P. Raymond Begg, DDS, has become the 17th person—and the first Australian—to be inducted into the Hall of Fame at the Paris-based Pierre Fauchard Academy (PFA).
Begg, who died in 1983, lectured in the University of Adelaide’s Dental School for 38 years while also working in private practice. During that time, he developed both a new philosophy for diagnosing orthodontic problems and a new mechanical system for moving teeth.
Permanent displays dedicated to the “Begg technique” can be found in the Smithsonian Institute in Washington DC, the Library of the ADA in Chicago, and the P.R. Begg Museum at the University of Adelaide.

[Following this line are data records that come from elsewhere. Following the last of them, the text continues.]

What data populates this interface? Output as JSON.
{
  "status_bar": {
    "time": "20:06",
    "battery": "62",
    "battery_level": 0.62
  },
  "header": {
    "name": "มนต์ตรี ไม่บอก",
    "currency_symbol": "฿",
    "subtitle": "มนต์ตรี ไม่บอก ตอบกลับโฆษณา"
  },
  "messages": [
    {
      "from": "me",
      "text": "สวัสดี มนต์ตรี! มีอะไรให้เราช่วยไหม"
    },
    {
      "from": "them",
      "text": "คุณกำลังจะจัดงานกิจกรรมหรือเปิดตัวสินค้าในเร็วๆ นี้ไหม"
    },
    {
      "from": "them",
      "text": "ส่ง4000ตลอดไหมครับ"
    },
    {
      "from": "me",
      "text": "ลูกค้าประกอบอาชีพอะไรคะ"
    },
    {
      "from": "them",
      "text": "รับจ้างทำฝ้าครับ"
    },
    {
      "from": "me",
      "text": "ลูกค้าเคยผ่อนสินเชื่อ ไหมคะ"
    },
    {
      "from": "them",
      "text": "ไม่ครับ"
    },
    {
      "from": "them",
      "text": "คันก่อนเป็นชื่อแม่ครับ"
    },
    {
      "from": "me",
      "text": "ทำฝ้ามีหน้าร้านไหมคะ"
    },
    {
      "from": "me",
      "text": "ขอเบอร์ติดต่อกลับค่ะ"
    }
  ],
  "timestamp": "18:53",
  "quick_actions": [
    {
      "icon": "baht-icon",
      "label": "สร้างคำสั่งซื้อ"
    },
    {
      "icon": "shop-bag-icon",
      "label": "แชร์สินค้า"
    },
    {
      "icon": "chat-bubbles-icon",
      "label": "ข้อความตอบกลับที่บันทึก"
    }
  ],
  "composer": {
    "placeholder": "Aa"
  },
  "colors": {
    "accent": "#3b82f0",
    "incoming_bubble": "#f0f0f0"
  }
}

“This is a significant honour as the Hall of Fame celebrates the highest achievers in all fields of dentistry, not just orthodontics. Dr Begg has been ranked among the very best,” said the PFA’s International Trustee for Australasia, Jonathan Rogers. “His ideas were at the cutting edge, and the techniques he developed are still relevant today. At the time there were many critics who frowned on his innovative ideas, but science and time proved him right.”
Born in a tent in the Western Australian goldfields but raised in Adelaide, “Tick” Begg—as he was known—planned a career in medicine before noticing the real need for people to have their “crooked teeth” corrected. He studied in Melbourne then worked in California before returning to South Australia.
He was awarded a Doctorate of Dental Science by the University of Adelaide in 1935 and was made an Officer of the Order of Australia (AO) in 1981. The P.R. Begg Chair of Orthodontics at the University was named in his honour.
Begg continued to work and consult long after his formal retirement. He registered his last patent in 1982, at the age of 84.